Writing what is not written

Natalie Wülfing

The effect of language on the body can be found in Freud’s early works, where the phenomena of hysterical conversion, somatic compliance and the symptom as a message based on identification, to be interpreted, were rooted in the signifiers of the Other.

The relationship between the symptom and the signifier was worked and reworked from so many angles by Lacan, until it occupied, at the time of Seminar XX, a place in which the real in language determines the articulation.

 

Eric Laurent in his book, The Other Side of Biopolitics, poses the question in this way:

“What is the unconscious at which Lacan arrives in his last teaching, that is no longer based on the Other as the field of signifiers and on the identification that makes this field exist?”[1]

 

The emphasis placed on both the undecipherable and writing on the basis of a contingent encounter decomplete this Other as a field of signifiers and focus on the perceivable effect of lalangue on the body.

 

In Seminar XX Lacan asks “[… ] can’t the formalisation of mathematical logic, which is based only on writing, serve us in the analytic process, in that what invisibly holds bodies is designated therein? […] Their very writing constitutes a support that goes beyond speech, without going beyond language’s actual effects”.[2]

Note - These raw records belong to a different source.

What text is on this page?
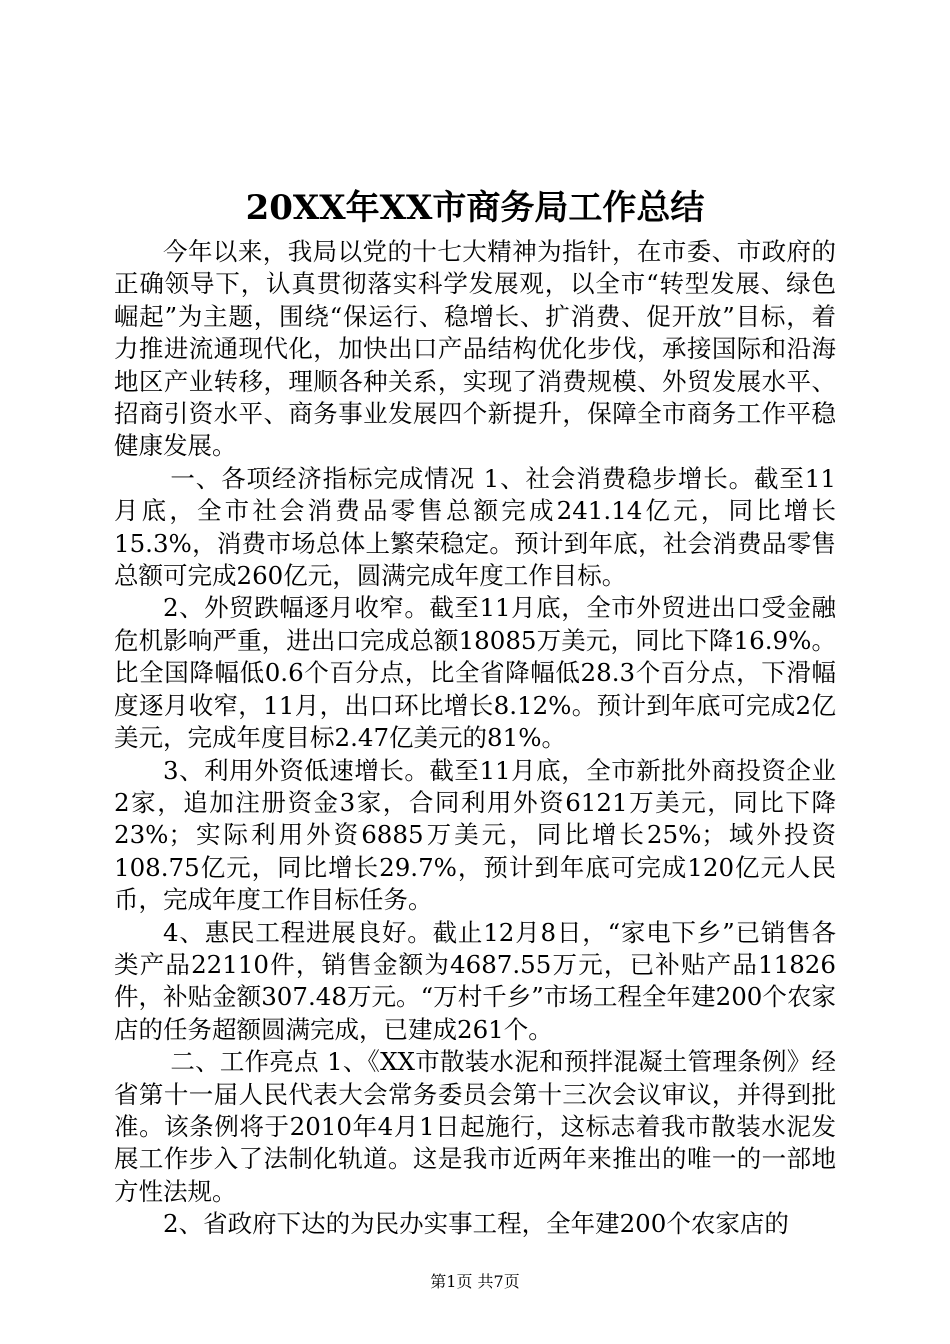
20XX年XX市商务局工作总结

今年以来，我局以党的十七大精神为指针，在市委、市政府的正确领导下，认真贯彻落实科学发展观，以全市“转型发展、绿色崛起”为主题，围绕“保运行、稳增长、扩消费、促开放”目标，着力推进流通现代化，加快出口产品结构优化步伐，承接国际和沿海地区产业转移，理顺各种关系，实现了消费规模、外贸发展水平、招商引资水平、商务事业发展四个新提升，保障全市商务工作平稳健康发展。

一、各项经济指标完成情况 1、社会消费稳步增长。截至11月底，全市社会消费品零售总额完成241.14亿元，同比增长15.3%，消费市场总体上繁荣稳定。预计到年底，社会消费品零售总额可完成260亿元，圆满完成年度工作目标。

2、外贸跌幅逐月收窄。截至11月底，全市外贸进出口受金融危机影响严重，进出口完成总额18085万美元，同比下降16.9%。比全国降幅低0.6个百分点，比全省降幅低28.3个百分点，下滑幅度逐月收窄，11月，出口环比增长8.12%。预计到年底可完成2亿美元，完成年度目标2.47亿美元的81%。

3、利用外资低速增长。截至11月底，全市新批外商投资企业2家，追加注册资金3家，合同利用外资6121万美元，同比下降23%；实际利用外资6885万美元，同比增长25%；域外投资108.75亿元，同比增长29.7%，预计到年底可完成120亿元人民币，完成年度工作目标任务。

4、惠民工程进展良好。截止12月8日，“家电下乡”已销售各类产品22110件，销售金额为4687.55万元，已补贴产品11826件，补贴金额307.48万元。“万村千乡”市场工程全年建200个农家店的任务超额圆满完成，已建成261个。

二、工作亮点 1、《XX市散装水泥和预拌混凝土管理条例》经省第十一届人民代表大会常务委员会第十三次会议审议，并得到批准。该条例将于2010年4月1日起施行，这标志着我市散装水泥发展工作步入了法制化轨道。这是我市近两年来推出的唯一的一部地方性法规。

2、省政府下达的为民办实事工程，全年建200个农家店的

第1页 共7页
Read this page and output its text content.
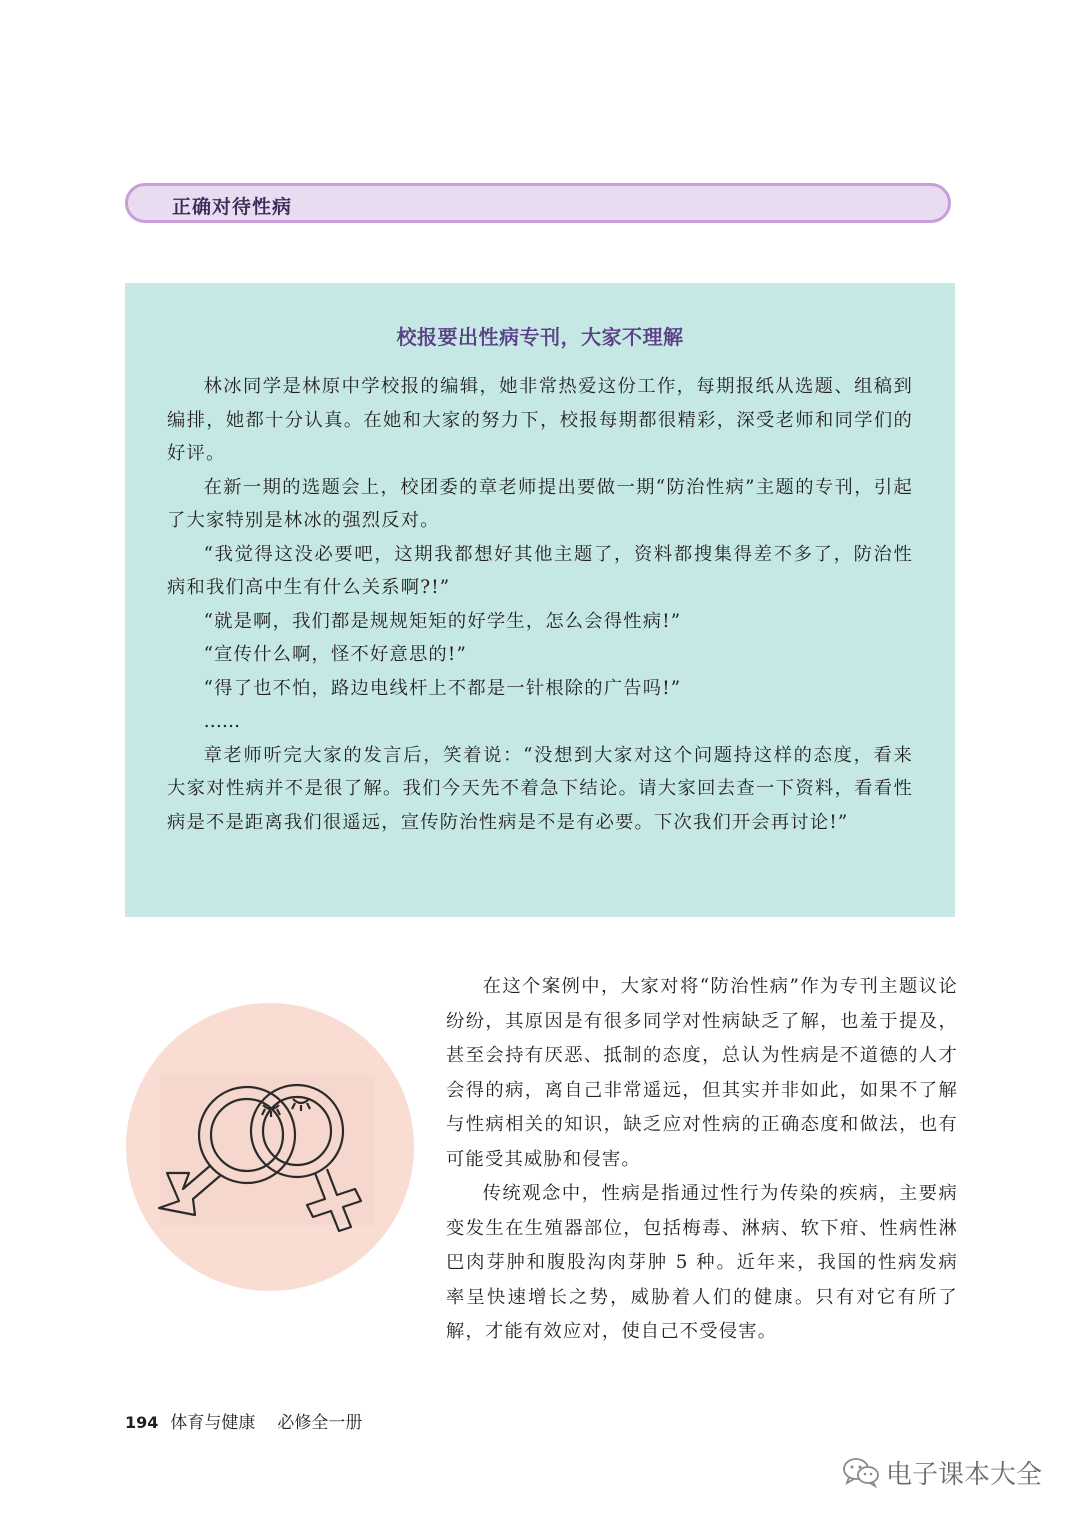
正确对待性病
校报要出性病专刊，大家不理解

林冰同学是林原中学校报的编辑，她非常热爱这份工作，每期报纸从选题、组稿到编排，她都十分认真。在她和大家的努力下，校报每期都很精彩，深受老师和同学们的好评。

在新一期的选题会上，校团委的章老师提出要做一期“防治性病”主题的专刊，引起了大家特别是林冰的强烈反对。

“我觉得这没必要吧，这期我都想好其他主题了，资料都搜集得差不多了，防治性病和我们高中生有什么关系啊?!”

“就是啊，我们都是规规矩矩的好学生，怎么会得性病!”

“宣传什么啊，怪不好意思的!”

“得了也不怕，路边电线杆上不都是一针根除的广告吗!”

……

章老师听完大家的发言后，笑着说：“没想到大家对这个问题持这样的态度，看来大家对性病并不是很了解。我们今天先不着急下结论。请大家回去查一下资料，看看性病是不是距离我们很遥远，宣传防治性病是不是有必要。下次我们开会再讨论!”

在这个案例中，大家对将“防治性病”作为专刊主题议论纷纷，其原因是有很多同学对性病缺乏了解，也羞于提及，甚至会持有厌恶、抵制的态度，总认为性病是不道德的人才会得的病，离自己非常遥远，但其实并非如此，如果不了解与性病相关的知识，缺乏应对性病的正确态度和做法，也有可能受其威胁和侵害。

传统观念中，性病是指通过性行为传染的疾病，主要病变发生在生殖器部位，包括梅毒、淋病、软下疳、性病性淋巴肉芽肿和腹股沟肉芽肿 5 种。近年来，我国的性病发病率呈快速增长之势，威胁着人们的健康。只有对它有所了解，才能有效应对，使自己不受侵害。

194 体育与健康 必修全一册
电子课本大全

In this formulation, the articulation of the body, language and writing takes account of the effects, which are perceived in the body, beyond speech. The Lacanian algebra is a formal writing of these effects that are commemorated as trauma, the writing of what is not written – as a symptom.

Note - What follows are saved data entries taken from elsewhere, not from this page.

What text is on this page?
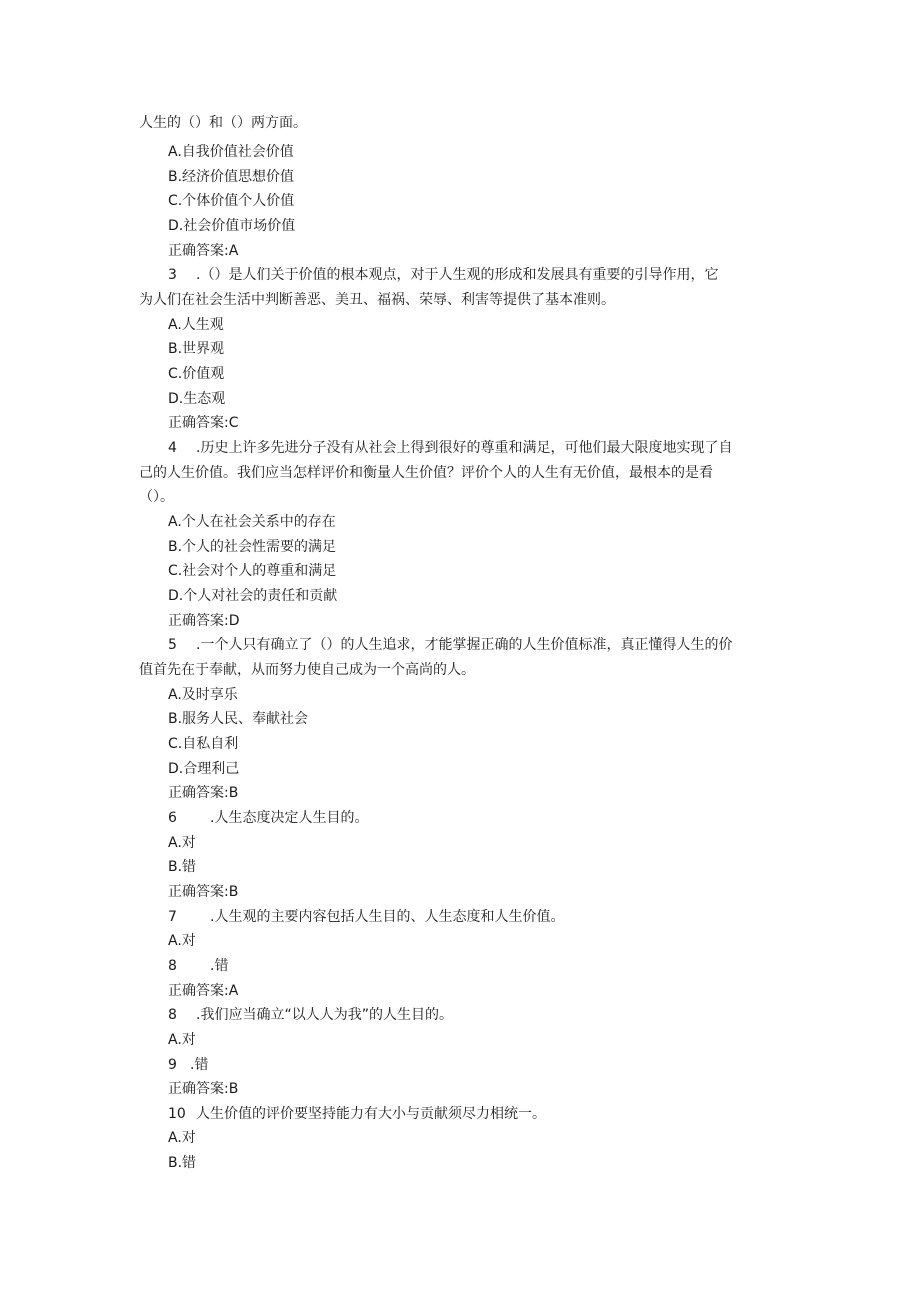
人生的（）和（）两方面。
A.自我价值社会价值
B.经济价值思想价值
C.个体价值个人价值
D.社会价值市场价值
正确答案:A
3 .（）是人们关于价值的根本观点，对于人生观的形成和发展具有重要的引导作用，它
为人们在社会生活中判断善恶、美丑、福祸、荣辱、利害等提供了基本准则。
A.人生观
B.世界观
C.价值观
D.生态观
正确答案:C
4 .历史上许多先进分子没有从社会上得到很好的尊重和满足，可他们最大限度地实现了自
己的人生价值。我们应当怎样评价和衡量人生价值？评价个人的人生有无价值，最根本的是看
（）。
A.个人在社会关系中的存在
B.个人的社会性需要的满足
C.社会对个人的尊重和满足
D.个人对社会的责任和贡献
正确答案:D
5 .一个人只有确立了（）的人生追求，才能掌握正确的人生价值标准，真正懂得人生的价
值首先在于奉献，从而努力使自己成为一个高尚的人。
A.及时享乐
B.服务人民、奉献社会
C.自私自利
D.合理利己
正确答案:B
6 .人生态度决定人生目的。
A.对
B.错
正确答案:B
7 .人生观的主要内容包括人生目的、人生态度和人生价值。
A.对
8 .错
正确答案:A
8 .我们应当确立“以人人为我”的人生目的。
A.对
9 .错
正确答案:B
10 人生价值的评价要坚持能力有大小与贡献须尽力相统一。
A.对
B.错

This offers a beyond of the meaning effects of the signifier in which deciphering has its prevalence and opens towards the One of infinitude, the jouissance of the body without the Other.

The real dimension of the unconscious corresponds with lalangue, and its pure equivocations, with which the body deciphers the trauma of an encounter with what cannot be written.

 

The symptom, as relation and knotting of the Imaginary, Symbolic and Real, outside of meaning or knowledge – is not a message to and from the Other, no longer interpretable, but a necessary result of the encounter of the body with lalangue.

 

Revision: Joanne Conway



References

[1] Eric Laurent, Die Kehrseite der Biopolitik, tr: Mathias Althaler, Turia & Kant, Wien, 2019, p. 87. Untranslated.

[2] Jacques Lacan, The Seminar, Book XX, Encore - On Feminine Sexuality, ed: Jacques-Alain Miller, tr: Bruce Fink, Norton 1998, p. 93.